Sukiyabashi Jiro was dropped from this year's Michelin guide for not accepting reservations from the general public.

By Jelisa Castrodale
November 27, 2019

On the website for Sukiyabashi Jiro, the acclaimed Tokyo sushi restaurant, there is a lengthy disclaimer written in both Japanese and English. "We are currently experiencing difficulties in accepting reservations and apologize for any inconvenience to our valued customers," it says. "Unfortunately, as our restaurant can only seat up to 10 guests at a time, this situation is likely continued. Please note that we will not be able to accept telephone reservations until further notice." 

It also says that, due to "guests from overseas" who no-showed for their reservations, it will only accept reservations through a hotel concierge—but even then, the concierge is apparently going to have to get in touch using semaphore flags, carrier pigeons, or, like, politely worded letters. 

Courtesy of Magnolia Pictures

The difficulty of getting a reservation at the famed restaurant is why it was just dropped from the most recent Michelin Guide. According to The Guardian, Michelin just isn't down with that kind of exclusivity. "We recognise Sukiyabashi Jiro does not accept reservations from the general public, which makes it out of our scope,” a spokesperson said. 

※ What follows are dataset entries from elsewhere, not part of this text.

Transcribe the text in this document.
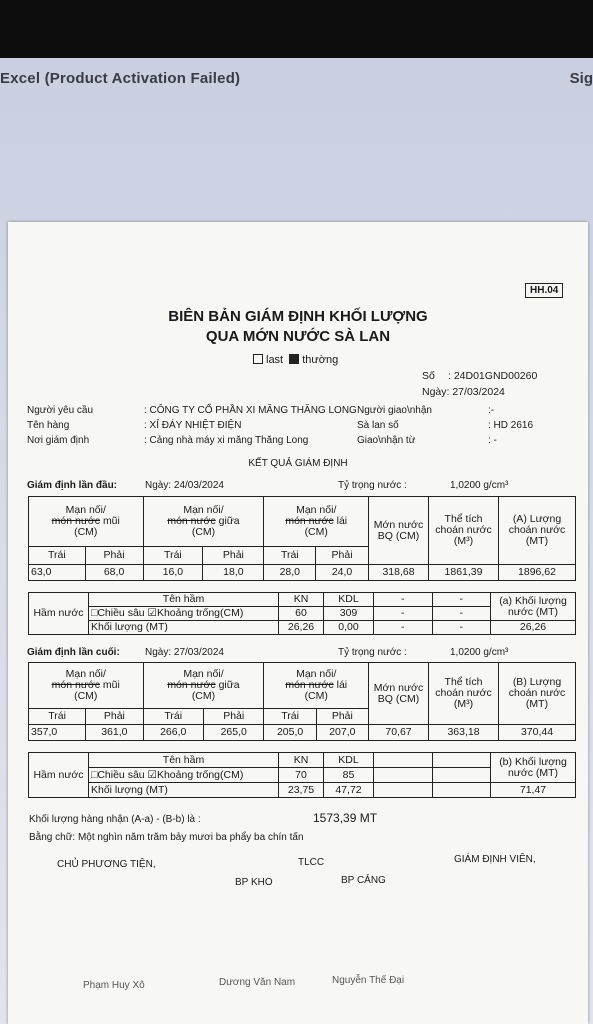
Excel (Product Activation Failed)	Sig
HH.04
BIÊN BẢN GIÁM ĐỊNH KHỐI LƯỢNG
QUA MỚN NƯỚC SÀ LAN
last thường
Số : 24D01GND00260
Ngày: 27/03/2024
Người yêu cầu	: CÔNG TY CỔ PHẦN XI MĂNG THĂNG LONG Người giao\nhận	:-
Tên hàng	: XỈ ĐÁY NHIỆT ĐIỆN	Sà lan số	: HD 2616
Nơi giám định	: Cảng nhà máy xi măng Thăng Long	Giao\nhận từ	: -
KẾT QUẢ GIÁM ĐỊNH
Giám định lần đầu:	Ngày: 24/03/2024	Tỷ trọng nước :	1,0200 g/cm³
Mạn nối/
món nước mũi
(CM)		Mạn nối/
món nước giữa
(CM)		Mạn nối/
món nước lái
(CM)		Mớn nước BQ (CM)	Thể tích choán nước (M³)	(A) Lượng choán nước (MT)
Trái	Phải	Trái	Phải	Trái	Phải			
63,0	68,0	16,0	18,0	28,0	24,0	318,68	1861,39	1896,62
Hầm nước	Tên hầm	KN	KDL	-	-	(a) Khối lượng nước (MT)
	□Chiều sâu ☑Khoảng trống(CM)	60	309	-	-	
	Khối lượng (MT)	26,26	0,00	-	-	26,26
Giám định lần cuối:	Ngày: 27/03/2024	Tỷ trọng nước :	1,0200 g/cm³
Mạn nối/
món nước mũi
(CM)		Mạn nối/
món nước giữa
(CM)		Mạn nối/
món nước lái
(CM)		Mớn nước BQ (CM)	Thể tích choán nước (M³)	(B) Lượng choán nước (MT)
Trái	Phải	Trái	Phải	Trái	Phải			
357,0	361,0	266,0	265,0	205,0	207,0	70,67	363,18	370,44
Hầm nước	Tên hầm	KN	KDL			(b) Khối lượng nước (MT)
	□Chiều sâu ☑Khoảng trống(CM)	70	85			
	Khối lượng (MT)	23,75	47,72			71,47
Khối lượng hàng nhận (A-a) - (B-b) là :	1573,39 MT
Bằng chữ: Một nghìn năm trăm bảy mươi ba phẩy ba chín tấn
CHỦ PHƯƠNG TIỆN,	TLCC	GIÁM ĐỊNH VIÊN,
BP KHO	BP CẢNG
Phạm Huy Xô	Dương Văn Nam	Nguyễn Thế Đại
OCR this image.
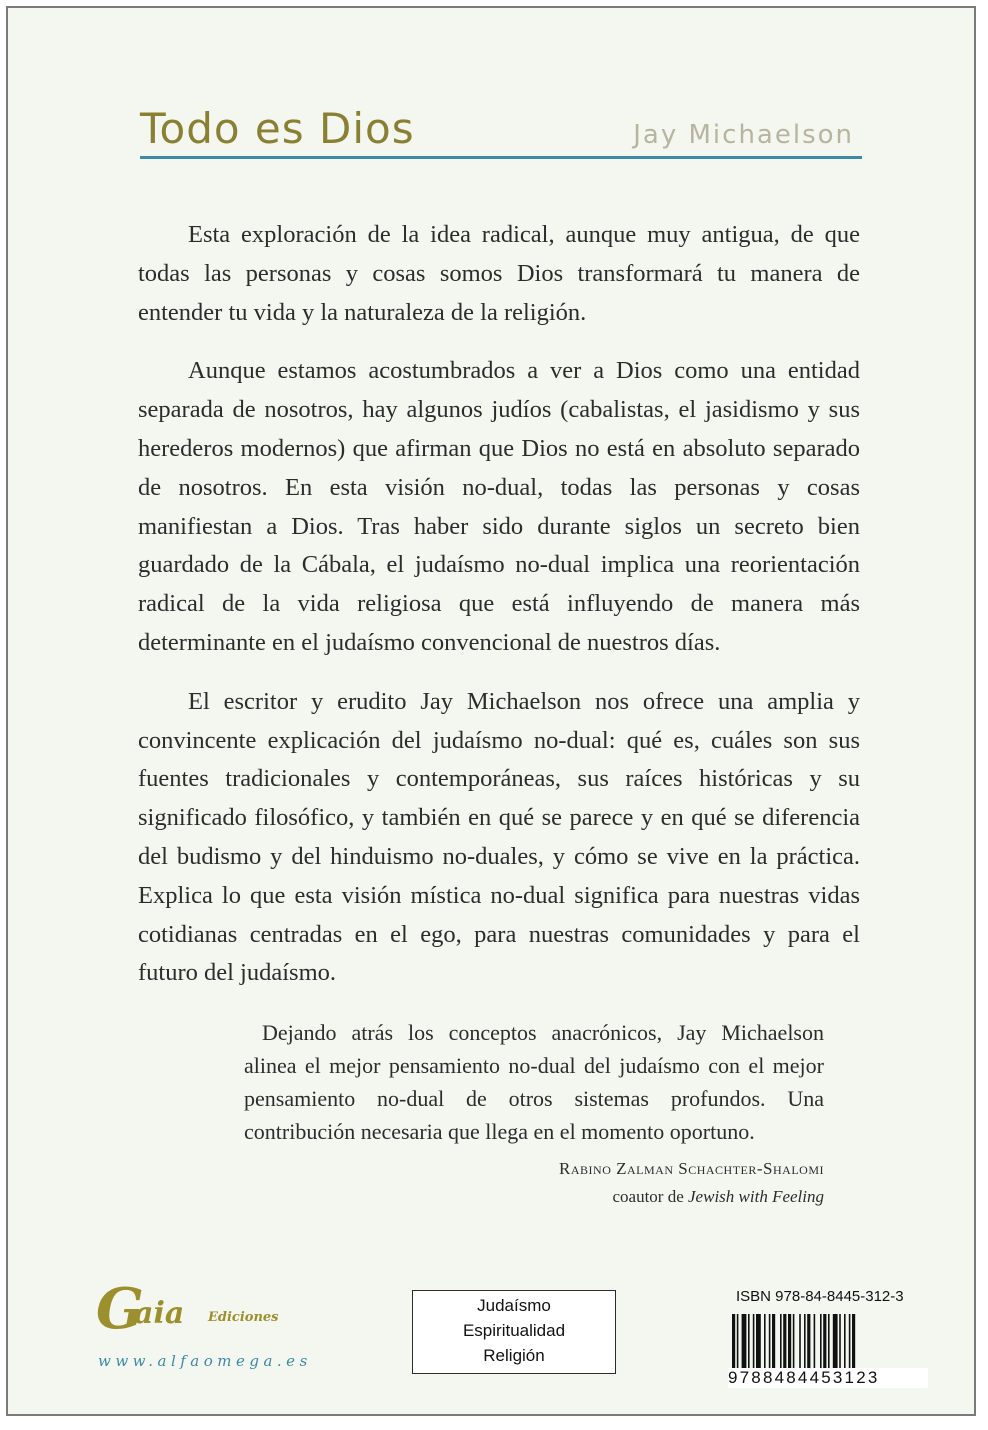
Todo es Dios	Jay Michaelson

Esta exploración de la idea radical, aunque muy antigua, de que todas las personas y cosas somos Dios transformará tu manera de entender tu vida y la naturaleza de la religión.

Aunque estamos acostumbrados a ver a Dios como una entidad separada de nosotros, hay algunos judíos (cabalistas, el jasidismo y sus herederos modernos) que afirman que Dios no está en absoluto separado de nosotros. En esta visión no-dual, todas las personas y cosas manifiestan a Dios. Tras haber sido durante siglos un secreto bien guardado de la Cábala, el judaísmo no-dual implica una reorientación radical de la vida religiosa que está influyendo de manera más determinante en el judaísmo convencional de nuestros días.

El escritor y erudito Jay Michaelson nos ofrece una amplia y convincente explicación del judaísmo no-dual: qué es, cuáles son sus fuentes tradicionales y contemporáneas, sus raíces históricas y su significado filosófico, y también en qué se parece y en qué se diferencia del budismo y del hinduismo no-duales, y cómo se vive en la práctica. Explica lo que esta visión mística no-dual significa para nuestras vidas cotidianas centradas en el ego, para nuestras comunidades y para el futuro del judaísmo.

Dejando atrás los conceptos anacrónicos, Jay Michaelson alinea el mejor pensamiento no-dual del judaísmo con el mejor pensamiento no-dual de otros sistemas profundos. Una contribución necesaria que llega en el momento oportuno.
Rabino Zalman Schachter-Shalomi
coautor de Jewish with Feeling
G
aia Ediciones
www.alfaomega.es
Judaísmo
Espiritualidad
Religión
ISBN 978-84-8445-312-3
9788484453123
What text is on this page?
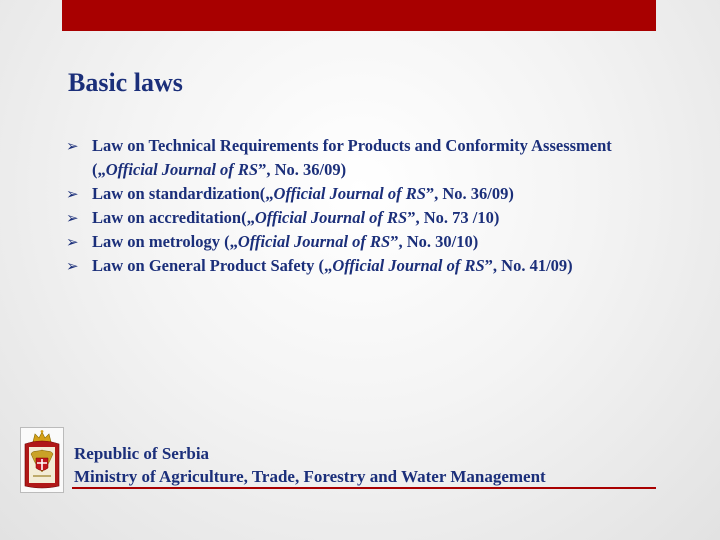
Basic laws
➢ Law on Technical Requirements for Products and Conformity Assessment („Official Journal of RS”, No. 36/09)
➢ Law on standardization(„Official Journal of RS”, No. 36/09)
➢ Law on accreditation(„Official Journal of RS”, No. 73 /10)
➢ Law on metrology („Official Journal of RS”, No. 30/10)
➢ Law on General Product Safety („Official Journal of RS”, No. 41/09)
Republic of Serbia
Ministry of Agriculture, Trade, Forestry and Water Management
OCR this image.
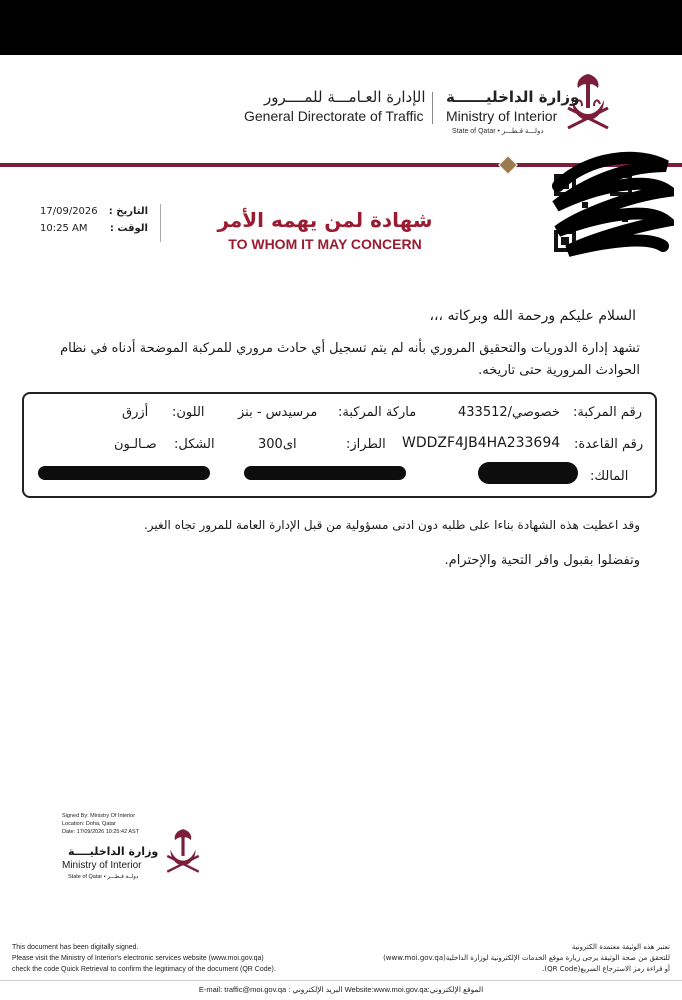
وزارة الداخليــــــة
Ministry of Interior
State of Qatar • دولـــة قـطـــر
الإدارة العـامـــة للمــــرور
General Directorate of Traffic
17/09/2026 التاريخ :
10:25 AM الوقت :	شهادة لمن يهمه الأمر
TO WHOM IT MAY CONCERN
السلام عليكم ورحمة الله وبركاته ،،،
تشهد إدارة الدوريات والتحقيق المروري بأنه لم يتم تسجيل أي حادث مروري للمركبة الموضحة أدناه في نظام الحوادث المرورية حتى تاريخه.
رقم المركبة:
خصوصي/433512
ماركة المركبة:
مرسيدس - بنز
اللون:
أزرق
رقم القاعدة:
WDDZF4JB4HA233694
الطراز:
ای300
الشكل:
صـالـون
المالك:
وقد اعطيت هذه الشهادة بناءا على طلبه دون ادنى مسؤولية من قبل الإدارة العامة للمرور تجاه الغير.
وتفضلوا بقبول وافر التحية والإحترام.
Signed By: Ministry Of Interior
Location: Doha, Qatar
Date: 17/09/2026 10:25:42 AST
وزارة الداخليــــة
Ministry of Interior
State of Qatar • دولــة قـطـــر
This document has been digitally signed.
Please visit the Ministry of Interior's electronic services website (www.moi.gov.qa)
check the code Quick Retrieval to confirm the legitimacy of the document (QR Code).
تعتبر هذه الوثيقة معتمدة الكترونية
للتحقق من صحة الوثيقة يرجى زيارة موقع الخدمات الإلكترونية لوزارة الداخلية(www.moi.gov.qa)
أو قراءة رمز الاسترجاع السريع(QR Code).
E-mail: traffic@moi.gov.qa : البريد الإلكتروني Website:www.moi.gov.qa:الموقع الإلكتروني
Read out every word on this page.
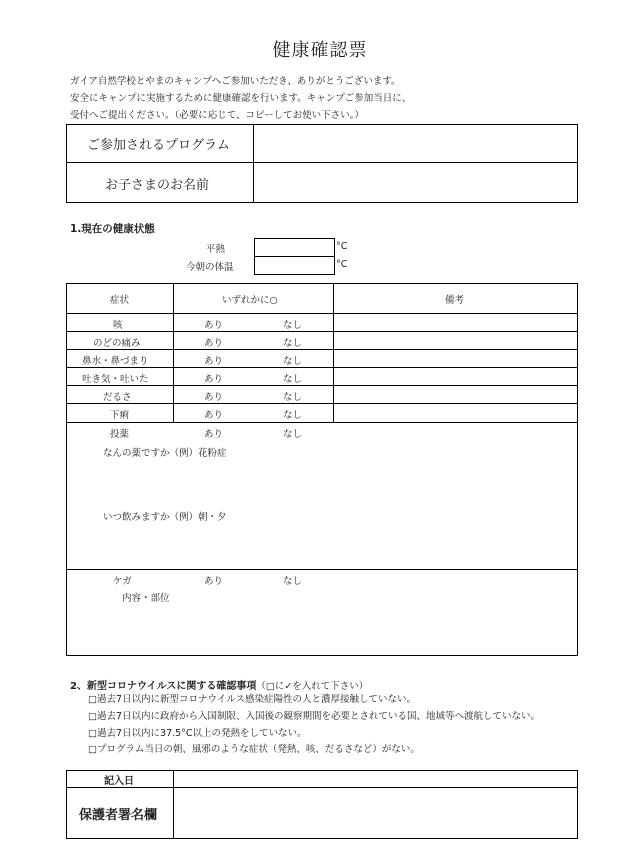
健康確認票
ガイア自然学校とやまのキャンプへご参加いただき、ありがとうございます。
安全にキャンプに実施するために健康確認を行います。キャンプご参加当日に、
受付へご提出ください。（必要に応じて、コピーしてお使い下さい。）
ご参加されるプログラム
お子さまのお名前
1.現在の健康状態
平熱	°C
今朝の体温	°C
症状	いずれかに○	備考
咳	あり	なし
のどの痛み	あり	なし
鼻水・鼻づまり	あり	なし
吐き気・吐いた	あり	なし
だるさ	あり	なし
下痢	あり	なし
投薬	あり	なし
なんの薬ですか（例）花粉症
いつ飲みますか（例）朝・夕
ケガ	あり	なし
内容・部位
2、新型コロナウイルスに関する確認事項（□に✓を入れて下さい）
□過去7日以内に新型コロナウイルス感染症陽性の人と濃厚接触していない。
□過去7日以内に政府から入国制限、入国後の観察期間を必要とされている国、地域等へ渡航していない。
□過去7日以内に37.5°C以上の発熱をしていない。
□プログラム当日の朝、風邪のような症状（発熱、咳、だるさなど）がない。
記入日
保護者署名欄
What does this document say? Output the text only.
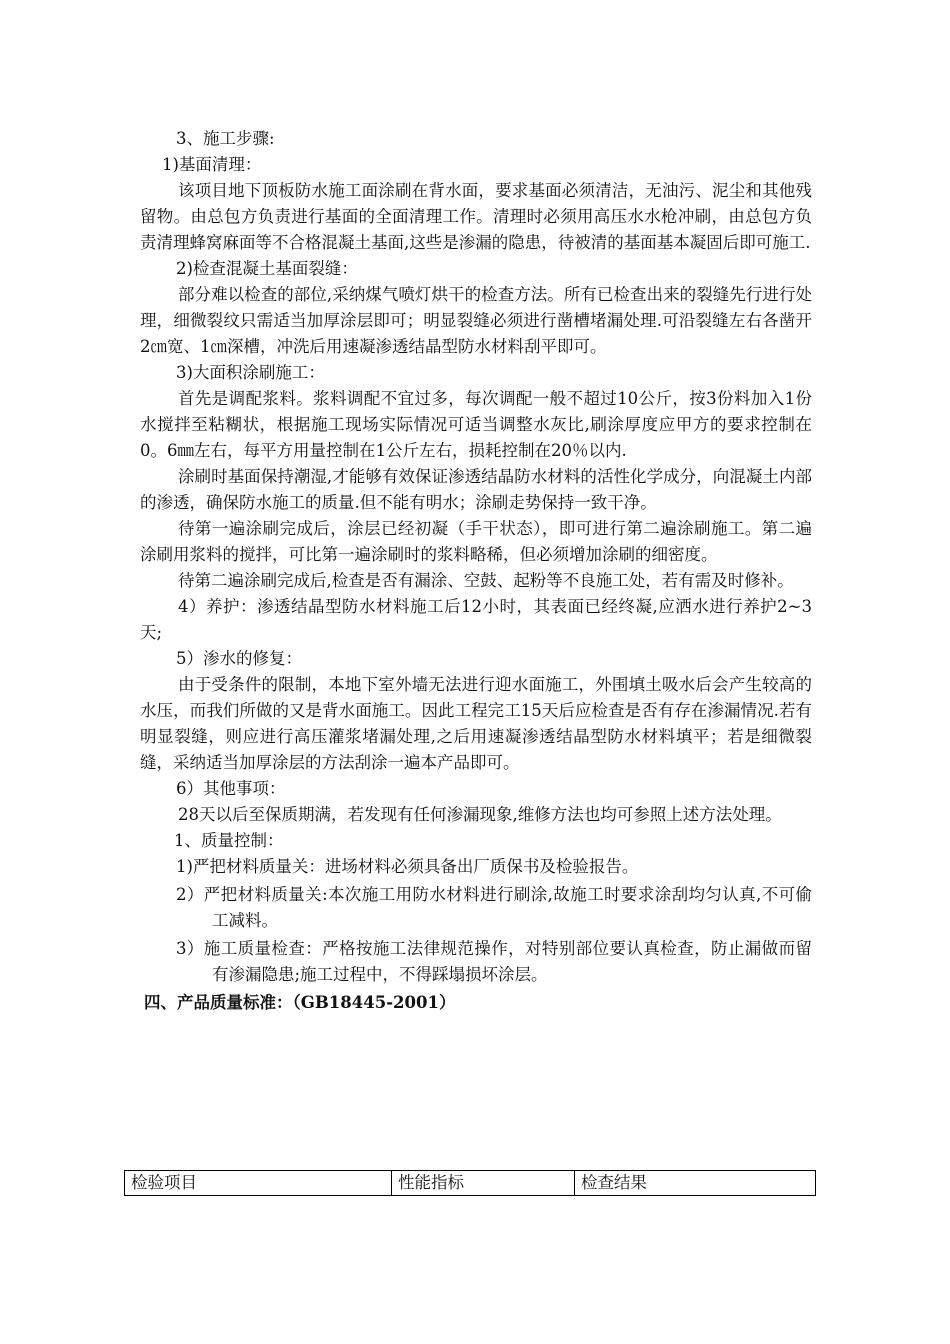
3、施工步骤:

1)基面清理：

该项目地下顶板防水施工面涂刷在背水面，要求基面必须清洁，无油污、泥尘和其他残留物。由总包方负责进行基面的全面清理工作。清理时必须用高压水水枪冲刷，由总包方负责清理蜂窝麻面等不合格混凝土基面,这些是渗漏的隐患，待被清的基面基本凝固后即可施工.

2)检查混凝土基面裂缝：

部分难以检查的部位,采纳煤气喷灯烘干的检查方法。所有已检查出来的裂缝先行进行处理，细微裂纹只需适当加厚涂层即可；明显裂缝必须进行凿槽堵漏处理.可沿裂缝左右各凿开2㎝宽、1㎝深槽，冲洗后用速凝渗透结晶型防水材料刮平即可。

3)大面积涂刷施工：

首先是调配浆料。浆料调配不宜过多，每次调配一般不超过10公斤，按3份料加入1份水搅拌至粘糊状，根据施工现场实际情况可适当调整水灰比,刷涂厚度应甲方的要求控制在0。6㎜左右，每平方用量控制在1公斤左右，损耗控制在20％以内.

涂刷时基面保持潮湿,才能够有效保证渗透结晶防水材料的活性化学成分，向混凝土内部的渗透，确保防水施工的质量.但不能有明水；涂刷走势保持一致干净。

待第一遍涂刷完成后，涂层已经初凝（手干状态），即可进行第二遍涂刷施工。第二遍涂刷用浆料的搅拌，可比第一遍涂刷时的浆料略稀，但必须增加涂刷的细密度。

待第二遍涂刷完成后,检查是否有漏涂、空鼓、起粉等不良施工处，若有需及时修补。

4）养护：渗透结晶型防水材料施工后12小时，其表面已经终凝,应洒水进行养护2~3天;

5）渗水的修复：

由于受条件的限制，本地下室外墙无法进行迎水面施工，外围填土吸水后会产生较高的水压，而我们所做的又是背水面施工。因此工程完工15天后应检查是否有存在渗漏情况.若有明显裂缝，则应进行高压灌浆堵漏处理,之后用速凝渗透结晶型防水材料填平；若是细微裂缝，采纳适当加厚涂层的方法刮涂一遍本产品即可。

6）其他事项：

28天以后至保质期满，若发现有任何渗漏现象,维修方法也均可参照上述方法处理。

1、质量控制：

1)严把材料质量关：进场材料必须具备出厂质保书及检验报告。

2）严把材料质量关:本次施工用防水材料进行刷涂,故施工时要求涂刮均匀认真,不可偷工减料。

3）施工质量检查：严格按施工法律规范操作，对特别部位要认真检查，防止漏做而留有渗漏隐患;施工过程中，不得踩塌损坏涂层。

四、产品质量标准：（GB18445-2001）

检验项目	性能指标	检查结果
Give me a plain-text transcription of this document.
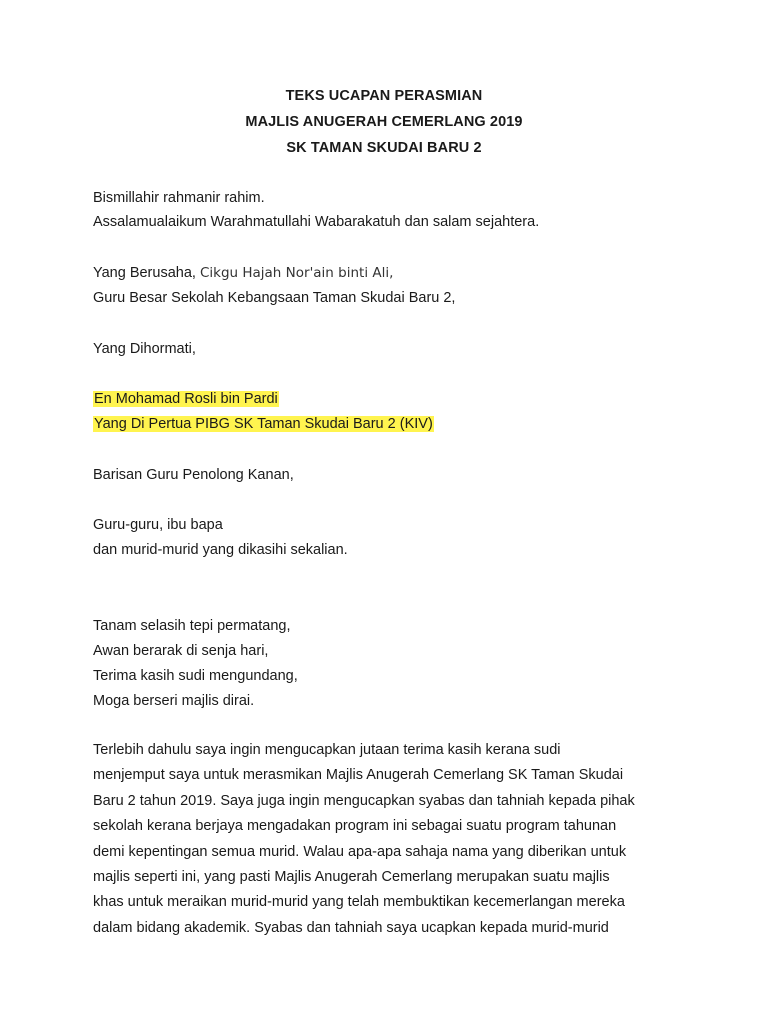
TEKS UCAPAN PERASMIAN
MAJLIS ANUGERAH CEMERLANG 2019
SK TAMAN SKUDAI BARU 2
Bismillahir rahmanir rahim.
Assalamualaikum Warahmatullahi Wabarakatuh dan salam sejahtera.
Yang Berusaha, Cikgu Hajah Nor'ain binti Ali,
Guru Besar Sekolah Kebangsaan Taman Skudai Baru 2,
Yang Dihormati,
En Mohamad Rosli bin Pardi
Yang Di Pertua PIBG SK Taman Skudai Baru 2 (KIV)
Barisan Guru Penolong Kanan,
Guru-guru, ibu bapa
dan murid-murid yang dikasihi sekalian.
Tanam selasih tepi permatang,
Awan berarak di senja hari,
Terima kasih sudi mengundang,
Moga berseri majlis dirai.
Terlebih dahulu saya ingin mengucapkan jutaan terima kasih kerana sudi
menjemput saya untuk merasmikan Majlis Anugerah Cemerlang SK Taman Skudai
Baru 2 tahun 2019. Saya juga ingin mengucapkan syabas dan tahniah kepada pihak
sekolah kerana berjaya mengadakan program ini sebagai suatu program tahunan
demi kepentingan semua murid. Walau apa-apa sahaja nama yang diberikan untuk
majlis seperti ini, yang pasti Majlis Anugerah Cemerlang merupakan suatu majlis
khas untuk meraikan murid-murid yang telah membuktikan kecemerlangan mereka
dalam bidang akademik. Syabas dan tahniah saya ucapkan kepada murid-murid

"It was not true to say the restaurant lost stars but it is not subject to coverage in our guide. Michelin’s policy is to introduce restaurants where everybody can go to eat.”

Sukiyabashi Jiro has earned three stars every year since 2007, when Michelin's first Tokyo guide was published. Although its sushi has seemingly always received accolades, its popularity skyrocketed four years later when its chef and owner, Jiro Ono, was featured in the documentary Jiro Dreams of Sushi

In 2014, then-President Barack Obama joined Japan's Prime Minister Shinzo Abe at Sukiyabashi Jiro and, after the meal, he said that it was the best sushi he'd ever eaten. If you're not an international head of state or staying in a hotel where the concierge has sent the right sort of pigeon toward the Ginza district, the restaurant's 20-piece omakase tasting menu will cost 40,000 yen, or about $365. 

Although losing three Michelin stars might be devastating for other chefs—Marc Veyrat filed a lawsuit after being docked one star—it's hard to imagine Jiro losing any of his R.E.M.-heavy sleep over it. 

"Not sure [the owners] are bothered, though presume some tourists might be," Allan Jenkins, the editor of Observer Food Monthly, told the BBC. "Truth is, since the film and Obama he is the most famous Japanese sushi chef alive and he will be fine. He is ancient and only has to fill 10 spots anyway." 

And, come on, there's no way those 10 spots aren't already filled until forever anyway, right?